Großer Stern – serce parku Tiergarten
Jednakże, będąc w Tiergarten szkoda byłoby pominąć kilka ważnych miejsc. Pierwszym z nich jest znajdująca się w centrum parku Kolumna Zwycięstwa (Siegessäule). To właśnie z platformy widokowej na jej szczycie zrobiłam zdjęcie, które widzicie nad tytułem tego wpisu. Warto wiedzieć, że w jej środku znajduje się także bardzo interesująca wystawa. Do pokonania jest 285 schodków, ale końcowy widok wszystko wynagradza.
Jednym z najbardziej urokliwych zakątków w tej okolicy jest ogródek piwny Café am Neuen See. Panuje tu wyjątkowa atmosfera, dzięki lokalizacji nad samym jeziorem i kolorowym światełkom ozdabiającym cały teren. Co więcej, obok znajduje się wypożyczalnia łódek, więc możecie zrobić sobie naprawdę fajną wycieczkę. Wbrew pozorom nie jest to turystyczne miejsce. Idealnie sprawdzi się na przykład na randkę. Wcale nie tak łatwo tu trafić, co tylko działa na jego korzyść.
A przy Szprewie…
Kolejnym ciekawym architektonicznie i ważnym politycznie zabytkiem w Tiergarten jest Haus der Kulturen der Welt, czyli Dom Kultur Świata.

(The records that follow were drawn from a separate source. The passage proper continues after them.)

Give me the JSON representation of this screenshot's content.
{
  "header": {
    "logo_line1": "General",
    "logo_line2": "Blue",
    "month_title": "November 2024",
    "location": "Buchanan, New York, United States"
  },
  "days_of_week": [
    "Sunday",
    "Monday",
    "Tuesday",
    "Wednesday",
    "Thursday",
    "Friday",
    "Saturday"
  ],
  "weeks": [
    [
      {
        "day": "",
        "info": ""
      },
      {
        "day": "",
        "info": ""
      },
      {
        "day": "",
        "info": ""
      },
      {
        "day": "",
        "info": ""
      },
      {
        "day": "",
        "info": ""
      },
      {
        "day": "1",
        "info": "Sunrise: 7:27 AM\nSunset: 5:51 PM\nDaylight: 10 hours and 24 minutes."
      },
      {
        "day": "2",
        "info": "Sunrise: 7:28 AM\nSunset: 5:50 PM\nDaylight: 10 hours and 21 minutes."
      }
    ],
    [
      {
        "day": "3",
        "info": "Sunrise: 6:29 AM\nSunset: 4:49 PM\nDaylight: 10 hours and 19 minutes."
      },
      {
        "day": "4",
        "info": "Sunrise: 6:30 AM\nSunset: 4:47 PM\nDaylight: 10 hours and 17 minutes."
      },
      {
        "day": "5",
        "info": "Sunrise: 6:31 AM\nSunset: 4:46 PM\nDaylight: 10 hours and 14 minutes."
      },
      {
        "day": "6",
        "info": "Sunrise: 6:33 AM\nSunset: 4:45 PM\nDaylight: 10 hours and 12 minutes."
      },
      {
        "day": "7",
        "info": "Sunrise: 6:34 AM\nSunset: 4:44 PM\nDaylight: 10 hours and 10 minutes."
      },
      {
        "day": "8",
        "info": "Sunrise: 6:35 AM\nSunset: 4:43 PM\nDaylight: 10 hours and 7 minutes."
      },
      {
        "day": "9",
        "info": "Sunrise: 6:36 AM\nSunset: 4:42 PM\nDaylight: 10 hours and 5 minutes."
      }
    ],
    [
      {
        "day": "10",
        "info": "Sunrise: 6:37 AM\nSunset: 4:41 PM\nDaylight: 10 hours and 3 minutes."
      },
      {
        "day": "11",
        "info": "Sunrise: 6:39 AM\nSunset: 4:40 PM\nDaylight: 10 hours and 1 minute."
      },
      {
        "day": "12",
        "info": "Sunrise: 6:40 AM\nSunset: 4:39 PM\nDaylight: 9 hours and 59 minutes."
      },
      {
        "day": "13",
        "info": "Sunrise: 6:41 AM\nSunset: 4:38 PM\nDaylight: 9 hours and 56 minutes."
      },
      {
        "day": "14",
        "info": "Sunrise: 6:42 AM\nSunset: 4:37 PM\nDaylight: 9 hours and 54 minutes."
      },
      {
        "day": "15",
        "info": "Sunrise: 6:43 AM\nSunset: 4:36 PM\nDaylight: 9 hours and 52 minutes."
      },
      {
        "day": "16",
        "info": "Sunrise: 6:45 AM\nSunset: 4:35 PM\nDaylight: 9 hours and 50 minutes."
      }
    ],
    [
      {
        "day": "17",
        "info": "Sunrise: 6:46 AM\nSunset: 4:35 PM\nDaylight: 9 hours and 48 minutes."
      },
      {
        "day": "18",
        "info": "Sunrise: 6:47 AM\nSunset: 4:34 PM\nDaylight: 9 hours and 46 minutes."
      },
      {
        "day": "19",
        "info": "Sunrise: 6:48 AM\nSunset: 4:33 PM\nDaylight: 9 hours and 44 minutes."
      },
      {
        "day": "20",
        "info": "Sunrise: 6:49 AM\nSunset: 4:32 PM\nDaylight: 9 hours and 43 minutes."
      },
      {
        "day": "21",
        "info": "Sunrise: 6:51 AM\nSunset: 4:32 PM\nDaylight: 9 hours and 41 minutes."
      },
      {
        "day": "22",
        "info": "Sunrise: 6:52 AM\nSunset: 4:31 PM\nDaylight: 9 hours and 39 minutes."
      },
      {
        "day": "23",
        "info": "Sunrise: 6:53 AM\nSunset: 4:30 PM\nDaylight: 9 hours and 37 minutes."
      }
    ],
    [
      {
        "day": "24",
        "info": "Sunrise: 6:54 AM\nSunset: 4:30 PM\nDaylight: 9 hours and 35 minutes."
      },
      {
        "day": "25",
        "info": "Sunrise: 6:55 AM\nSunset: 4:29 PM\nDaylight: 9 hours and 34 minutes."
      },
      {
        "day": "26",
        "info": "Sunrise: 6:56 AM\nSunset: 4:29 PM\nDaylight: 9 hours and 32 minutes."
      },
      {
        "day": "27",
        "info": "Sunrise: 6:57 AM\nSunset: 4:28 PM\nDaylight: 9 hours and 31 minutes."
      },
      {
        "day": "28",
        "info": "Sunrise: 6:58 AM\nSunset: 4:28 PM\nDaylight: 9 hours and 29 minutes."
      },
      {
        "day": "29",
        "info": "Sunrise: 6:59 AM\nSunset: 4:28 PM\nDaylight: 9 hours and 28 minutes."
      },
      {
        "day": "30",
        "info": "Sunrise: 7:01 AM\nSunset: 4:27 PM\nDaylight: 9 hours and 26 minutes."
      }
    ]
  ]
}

Budowa ówczesnej hali kongresowej została zlecona przez Amerykanów i jej pierwotnym celem była demonstracja sojuszu niemiecko-amerykańskiego. Program tutejszych wydarzeń kulturalnych jest bardzo urozmaicony, a priorytetem pozostaje wspieranie twórców z całego świata. Berlińczycy ze względu na kształt tego budynku nazywają go Schwangere Auster („ciężarna ostryga”).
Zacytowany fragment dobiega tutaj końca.